20th update of 2021 on BlockTrades work on Hive software

blocktrades update.png

Below is a list of Hive-related programming issues worked on by BlockTrades team during last week or so:

Hived work (blockchain node software)

Continued development of TestTools framework

We made a substantial number of changes to the new TestTools framework that we are now using to do blackbox testing on hived: https://gitlab.syncad.com/hive/hive/-/merge_requests/278

There are too many changes to discuss individually (see the merge request for full details), but at a high-level, the new testing framework allows us to perform more complex tests faster and more efficiently than the previous framework.

Command-line interface (CLI) wallet enhancements

We continued work on improvements to CLI wallet (refactoring to remove need for duplicate code to support legacy operations, upgrading cli wallet tests to use TestTools, support for signing of transactions based on authority) and I expect we’ll merge in these changes in the coming week.

Continuing work on blockhain converter tool

We’re also continuing work on the blockchain converter that generates a testnet blockchain configuration form an existing blocklog. Most recently, we added multithreading support to speed it up and those changes are being tested now. You can follow the work on this task here: https://gitlab.syncad.com/hive/hive/-/commits/tm-blockchain-converter/

Hivemind (2nd layer applications + social media middleware)

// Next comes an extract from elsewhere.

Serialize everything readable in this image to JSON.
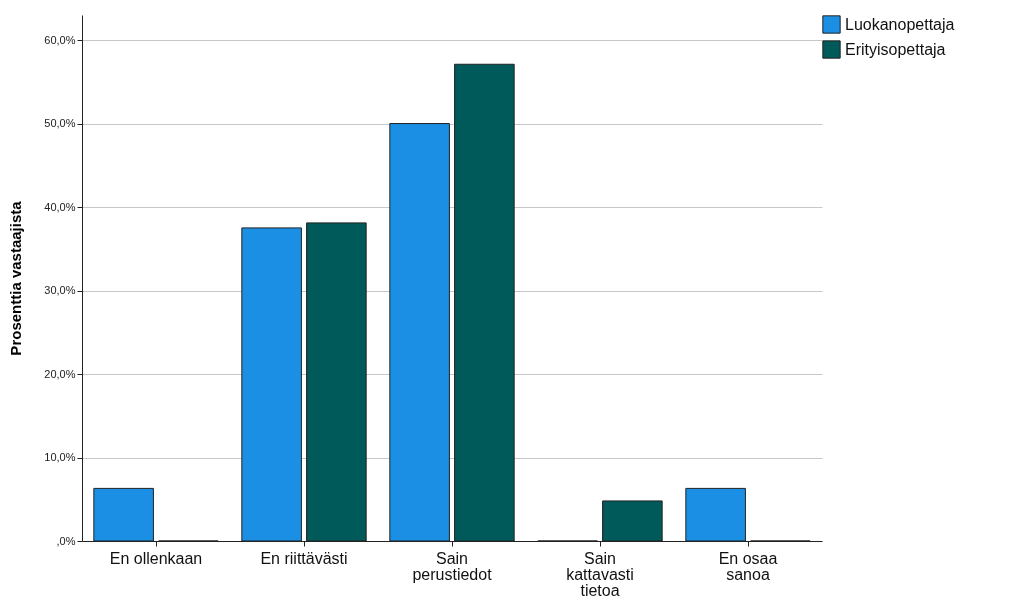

Reduced peak memory consumption

We reviewed and merged in the changes to reduce memory usage of hive sync (just over 4GB footprint now, whereas previous peak usage was approaching 14GB). Finalized changes that were merged in are here: https://gitlab.syncad.com/hive/hivemind/-/merge_requests/527/diffs

Optimized update_post_rshares

We completed and merged in the code that I mentioned last week that creates a temporary index for faster execution of the update_post_rshares function and we were finally able to achieve the same speedup in a full sync of hivemind on one of our production systems after some tweaks to the code (function with temporary index processed 52 million blocks in 19 minutes).

To achieve the same results that we saw in our development testing, we found we had to perform a vacuum analyze on the hive_votes table prior to running the update_post_rshares function to ensure the query planner had the proper statistics to generate an efficient query plan. The merge request for the optimized code is here:
https://gitlab.syncad.com/hive/hivemind/-/merge_requests/521

Optimized process of effective_comment_vote operation during massive sync

When we know that a particular post will be paid out before end of massive sync block processing, we can skip processing of effective_comment_vote_operations for such posts. This optimization reduced the amount of post records that we need to flush to the database during massive sync by more than 50%. The merge request for this optimization is here: https://gitlab.syncad.com/hive/hivemind/-/merge_requests/525

Merged in new hive sync option --max-retries

We also finished review and testing of the new –max-retries option that allows configuring how many retries (or an indefinite number of retries) before the hive sync process will shutdown if it loses contact with the hived serving blockchain data to it: https://gitlab.syncad.com/hive/hivemind/-/merge_requests/526

Optimized api.hive.blog servers (BlockTrades-supported API node)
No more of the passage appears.